Sie sind begeisterter MotoGP Fan und wollen noch mehr über das Motorrad-Ereignis des Jahres erfahren, als Sie im TV ohnehin sehen können? Dann sind Sie hier genau richtig. In einer 9-teiligen Kolumne geben die MotoGP-Experten von ServusTV, Alex Hofmann, Stefan Bradl und Gustl Auinger, spannende Hintergrundinfos und interessante Einblicke in die Welt der MotoGP.
Für die MotoGP stellen die ersten drei Rennen mit drei verschiedenen Siegern auf drei unterschiedlichen Fabrikaten den perfekten Start in die Saison dar. Klar ist das Paket Honda-Márquez jenes, das es zu schlagen gilt. Derzeit steht der Weltmeister allerdings nur auf dem vierten Gesamtrang, in der Meisterschaft ist noch alles drinnen. Alles wird enger, alles schiebt sich zusammen, bessere und spannendere Voraussetzungen hätten wir uns nicht wünschen können.
Mit dem Europa-Auftakt in Jerez geht die Saison erst so richtig los. Nun kommen Strecken, die die Fahrer bestens kennen und auf denen sie permanent testen. Die Rennen auf dem Kernkontinent der MotoGP bedeuten mehr Stimmung, mehr Platz, eigene Motorhomes, größere Hospitality, schlicht ein höherer Wohlfühlfaktor. Schließlich ist es bei diesem anstrengenden Sport sehr wichtig, dass man auch seine Ruhephasen bekommt. 12 von 19 Rennen finden in Europa statt und speziell Spanien, das neben Jerez drei weitere Grand Prix austrägt, hat die wohl größte Affinität zu unserem Sport. Die ganze iberische Halbinsel wird auf Mopeds zur Strecke fahren, die Zuschauerzahlen dürften sich wieder in Richtung 80.000 bis 100.000 bewegen.
Zwar weisen auch die Amerikaner mit Legenden wie Kenny Roberts, Kevin Schwantz, Wayne Rainey und dem vor zwei Jahren verstorbenen Nicky Hayden eine lange Tradition und eine nach wie vor große Begeisterung auf, nachwuchsmäßig tut sich aber momentan nicht viel. Auch in Japan gibt es ein Faible für den Motorradrennsport, wie an den zahlreichen Herstellern zu sehen ist, mit Takaaki Nakagami stellt man derzeit aber nur einen Fahrer in der MotoGP. Doch vor zehn Jahren, bevor Valentino Rossi seine VR46-Akademie gründete, war die Situation in Italien nicht wesentlich anders. Es stellt sich immer die Frage, wie die verschiedenen Länder an den Sport herangehen bzw. wie sehr "Helikopter-Eltern" es zulassen, dass ihre Kinder die Knochen riskieren.

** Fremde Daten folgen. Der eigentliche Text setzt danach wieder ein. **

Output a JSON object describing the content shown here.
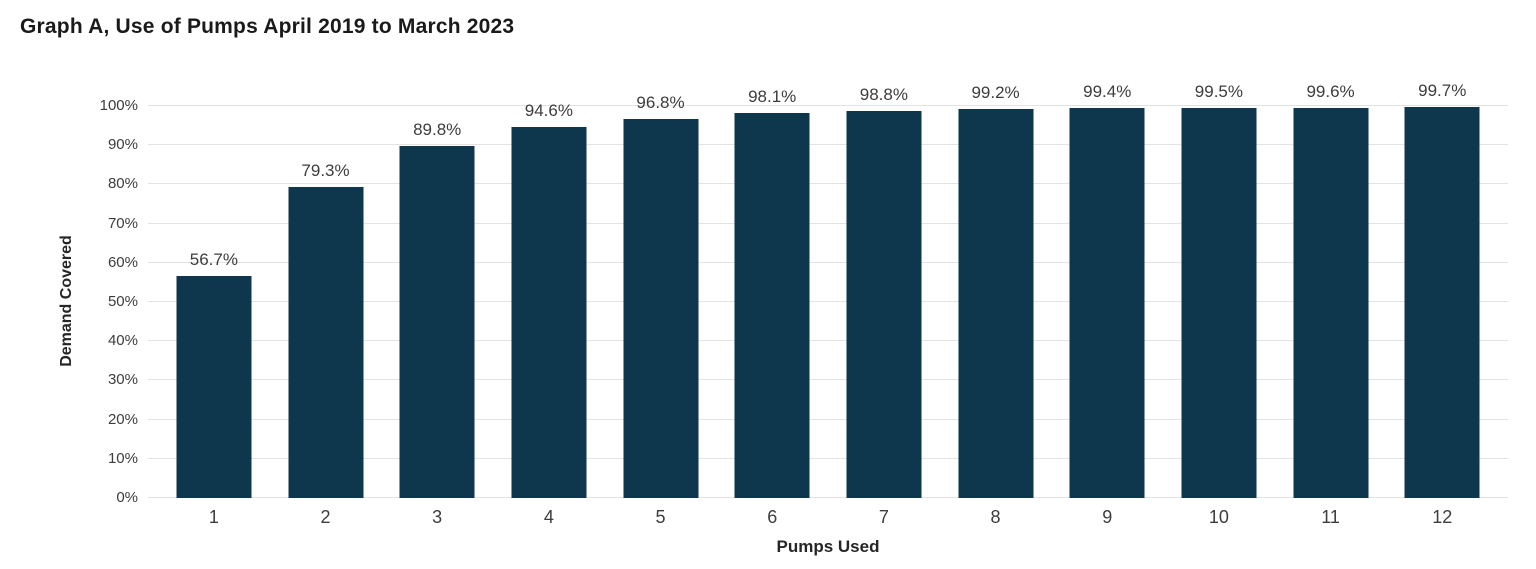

Die aktuellen Fahrer freuen sich jedenfalls auf die Europa-Rennen, u.a. weil sie besser kalkulieren können. Sie wissen, welche Strecken sie mögen und wie gut ihr Bike wo funktioniert. In Übersee sind den Teams oft die Hände gebunden. Wenn irgendetwas technisch nicht passt, kann man nicht sofort reagieren. Jetzt besteht die Möglichkeit, sich ein entsprechendes Teil quasi über Nacht einfliegen zu lassen, da alle Rennställe über Niederlassungen in Europa verfügen. Und nach Jerez kommen die Piloten besonders gern, der Kurs zählt zu den absoluten Fahrerstrecken - ohne lange Geraden, mit engen Haarnadeln und vielen schnellen Kurven. Hier ist Bike-Handling gefragt, die Power kann man hingegen nicht wirklich ausspielen.

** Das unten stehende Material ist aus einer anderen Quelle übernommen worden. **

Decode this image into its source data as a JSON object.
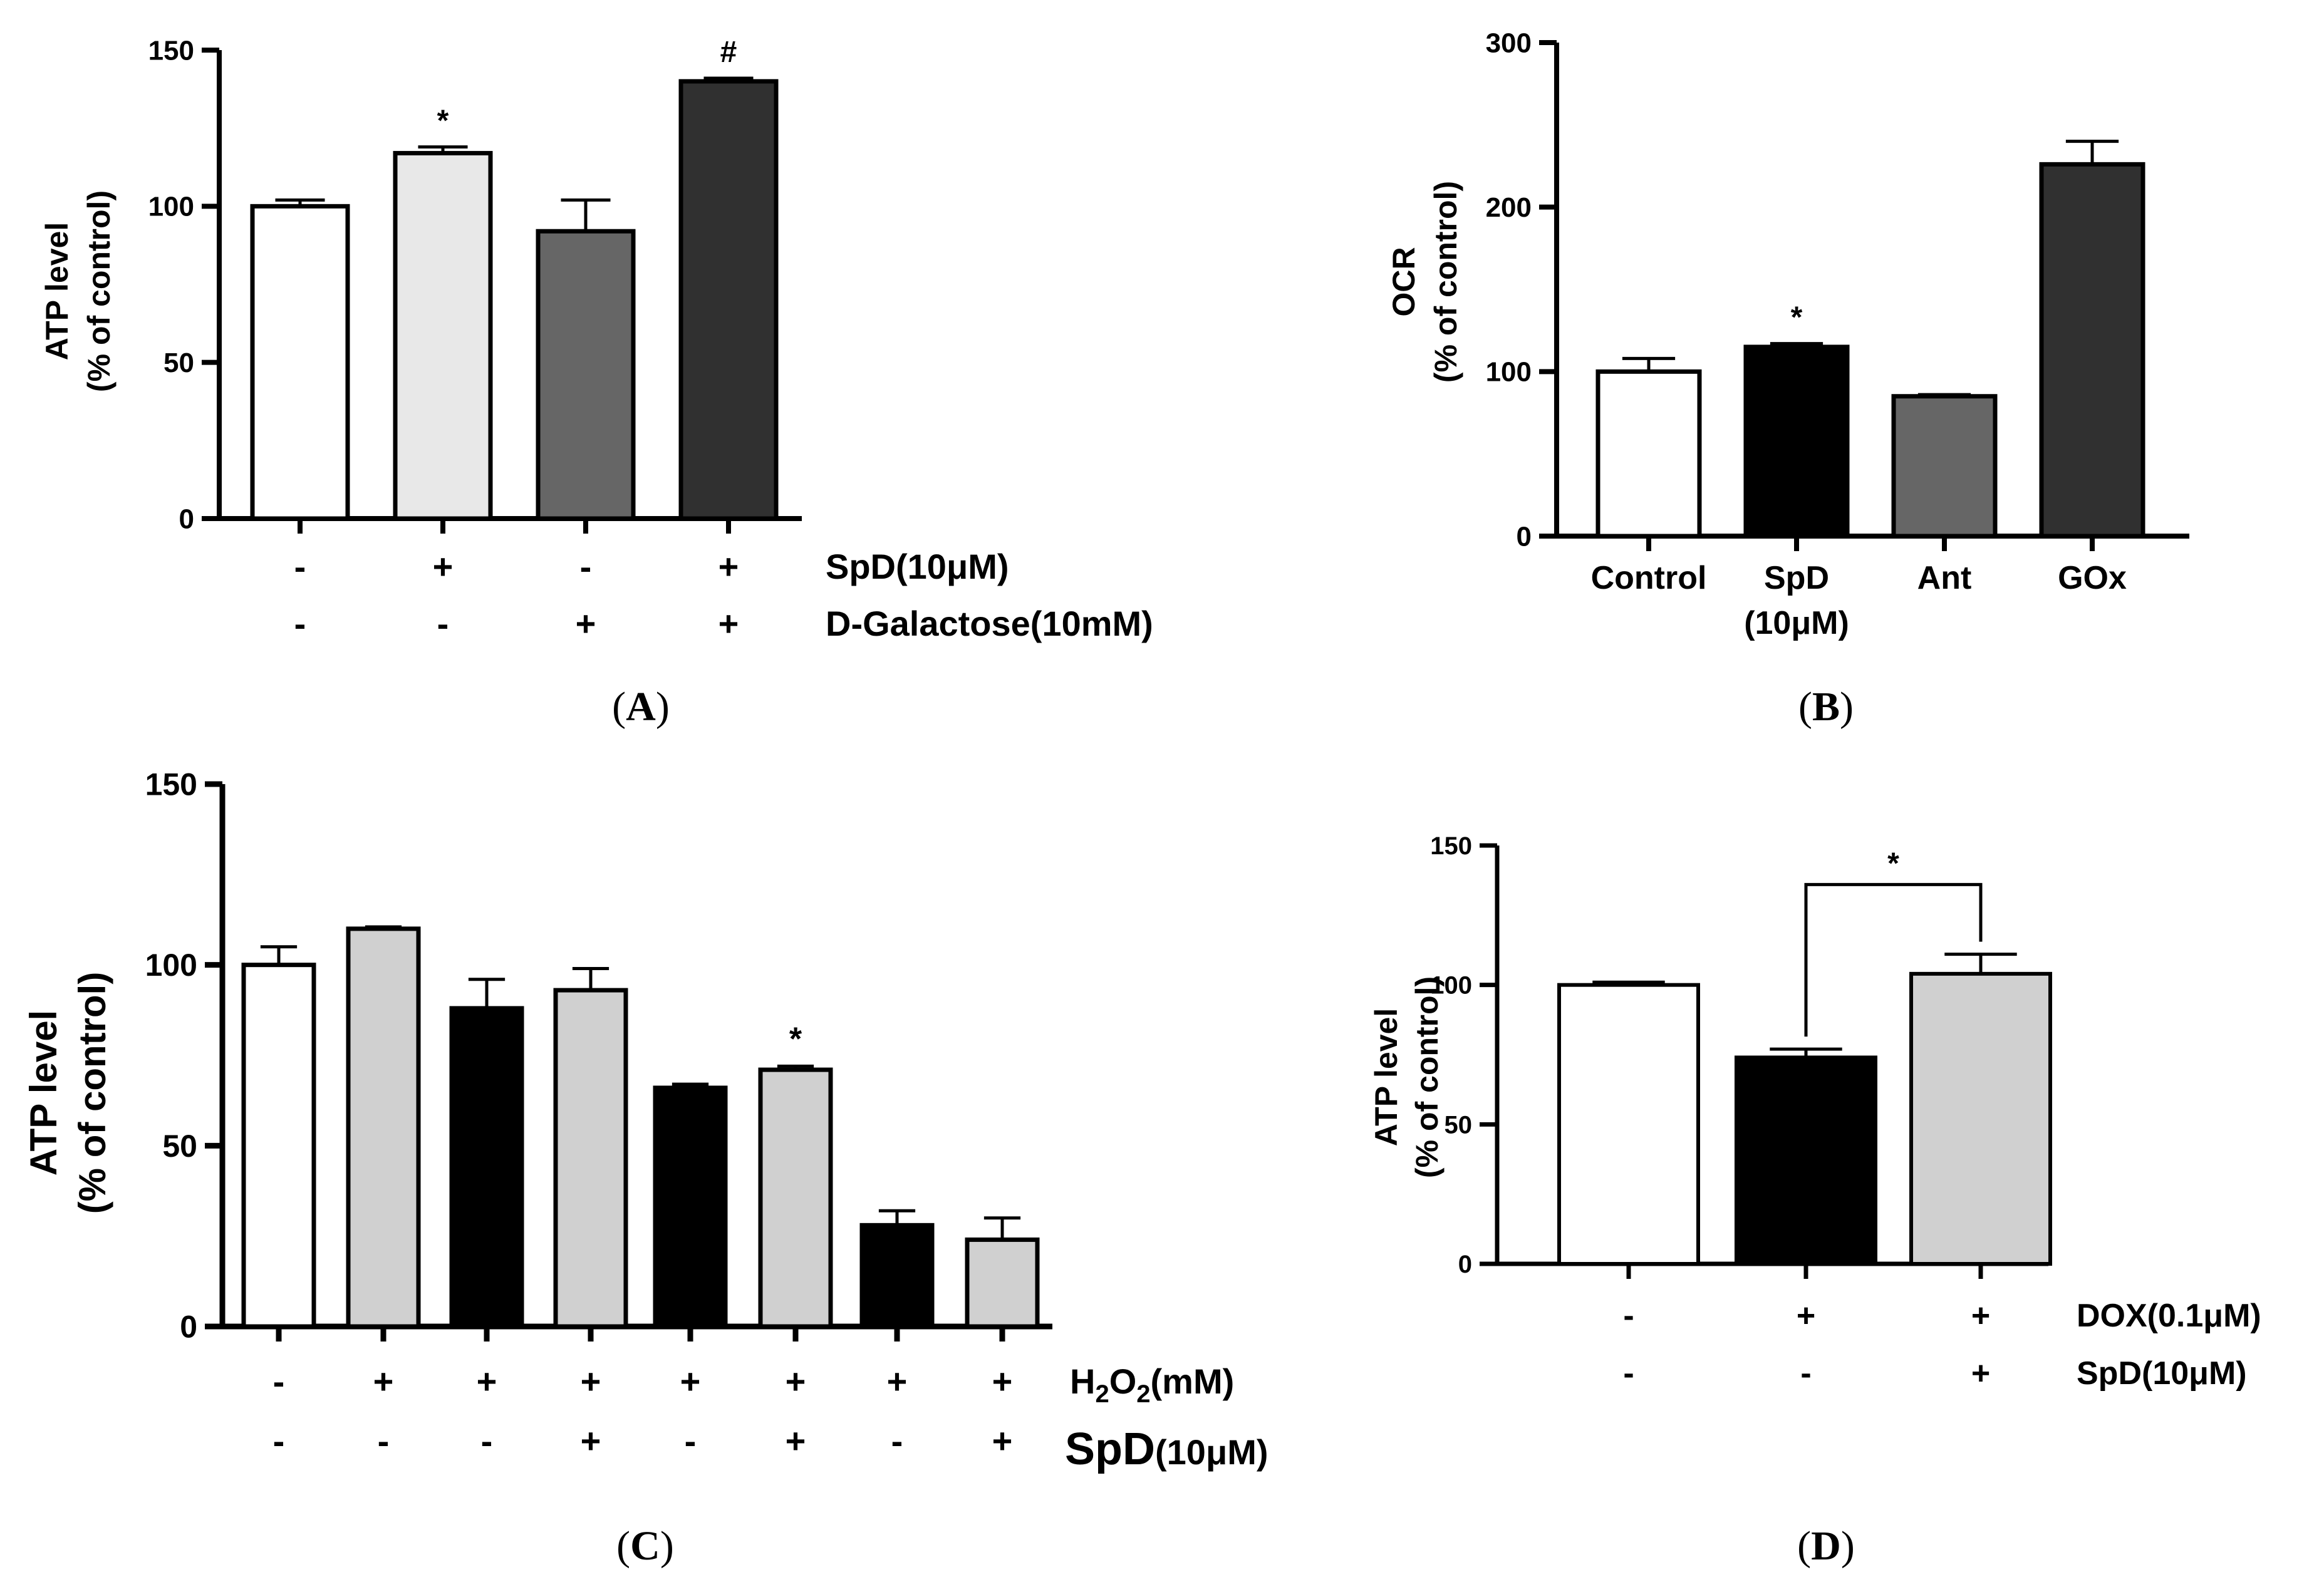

Sportlich muss man beim Großen Preis von Spanien Marc Márquez wieder ganz oben auf der Rechnung haben. Doch auch wenn er mit gewohnter Leidenschaft fahren und die Passion der Fans in seiner Heimat spüren wird, dürfte er sich ein Sicherheitsnetz aufbauen und in Alarmbereitschaft sein. Ein weiterer Nuller wie zuletzt in Texas würde ihn mächtig unter Druck setzen. Álex Rins wird wiederum nach seinem Premierensieg in Austin extrem motiviert sein und langsam dürfte auch Jorge Lorenzo aufwachen. Er hat sicher die letzen Wochen genutzt, um weiter an seiner Fitness zu arbeiten. Generell haben wir ein sehr breites Feld an Favoriten. Für Dovizioso, Rossi, Viñales und Rins wird es womöglich sogar leichter, wenn sie merken, dass Márquez ein bisschen auf der Bremse steht.
Alex Hofmann ist ehemaliger deutscher Motorradrennfahrer und TV-Moderator. In der neuen MotoGP-Saison berichtet er wieder als Experte und Kommentator für ServusTV live aus der Boxengasse.